In Communist North Korea, genuine religious freedom does not exist. U.S. Ambassador at large for International Religious Freedom, John Hanford, says the full extent of North Korean repression is hard to know because the regime is so “ruthlessly efficient”:
"We have so many reports of the problems there, including the execution of members of underground Christian churches, the torture and imprisonment of others, the fact that religious believers often experience the harshest behavior [abuse] in prison. And we have people that have been able to get out of these situations and bring us these reports. And so we have received so many reports that we have felt it necessary to speak very strongly. And of course, North Korea is one of our ‘countries of particular concern,’ one of our severe violators.”

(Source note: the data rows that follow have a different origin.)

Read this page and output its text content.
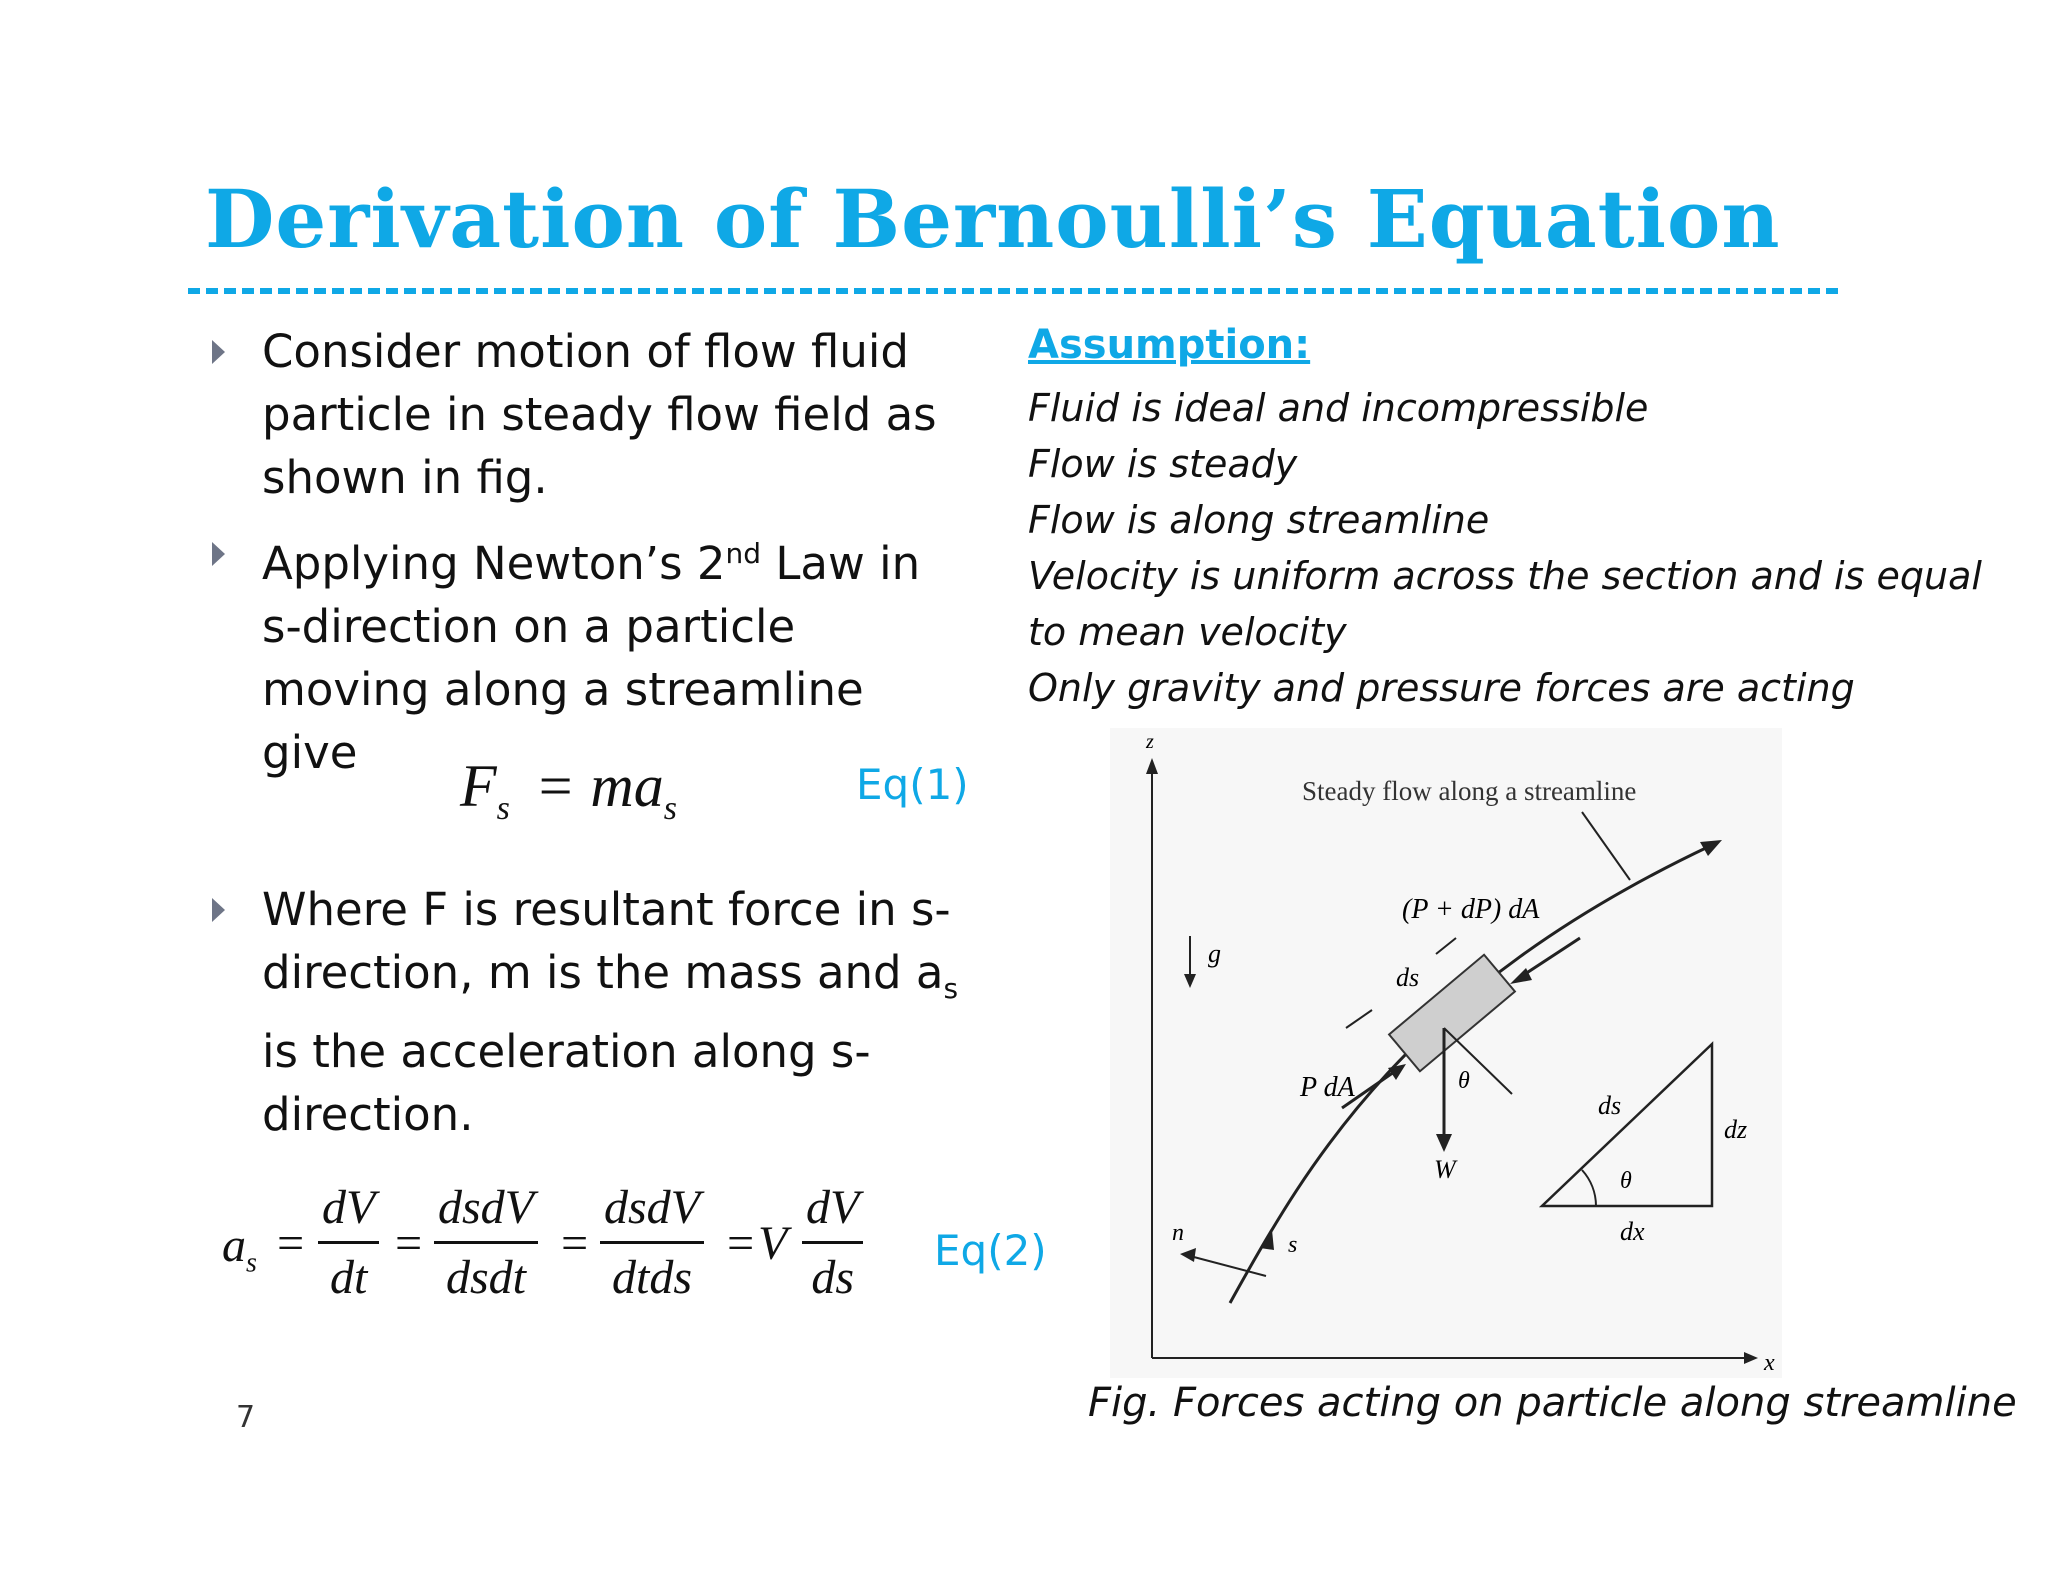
Derivation of Bernoulli’s Equation
Consider motion of flow fluid particle in steady flow field as shown in fig.
Applying Newton’s 2nd Law in s-direction on a particle moving along a streamline give
Where F is resultant force in s-direction, m is the mass and $a_s$ is the acceleration along s-direction.
$F_s = ma_s$	Eq(1)
$a_s = \frac{dV}{dt}$ =
dsdV
dsdt
=
dsdV
dtds
= V $\frac{dV}{ds} Eq(2)$
Assumption:
Fluid is ideal and incompressible
Flow is steady
Flow is along streamline
Velocity is uniform across the section and is equal
to mean velocity
Only gravity and pressure forces are acting
x
z
Steady flow along a streamline
(P + dP) dA
ds
P dA
W
θ
g
n	s
θ
ds
dz
dx
Fig. Forces acting on particle along streamline
7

In North Korea, religious activity independent of government control is not permitted. There are numerous credible reports from defectors that members of underground churches have been arrested, tortured, imprisoned, and murdered because of their beliefs.
North Korea's dictator Kim Jong Il is the object of a personality cult that amounts to a civil religion. Failure to acknowledge the self-styled "Dear Leader" as a supreme being is treated as a serious crime.
North Korea has one of the world’s worst overall human rights records, says President George W. Bush:
"Our commitment to democracy is tested in countries like Cuba and Burma and North Korea and Zimbabwe -- outposts of oppression in our world. The people in these nations live in captivity and fear and silence."
That captivity cannot last long. “One day,” says President Bush, “from prison camps and prison cells, and from exile, the leaders of new democracies will arrive.”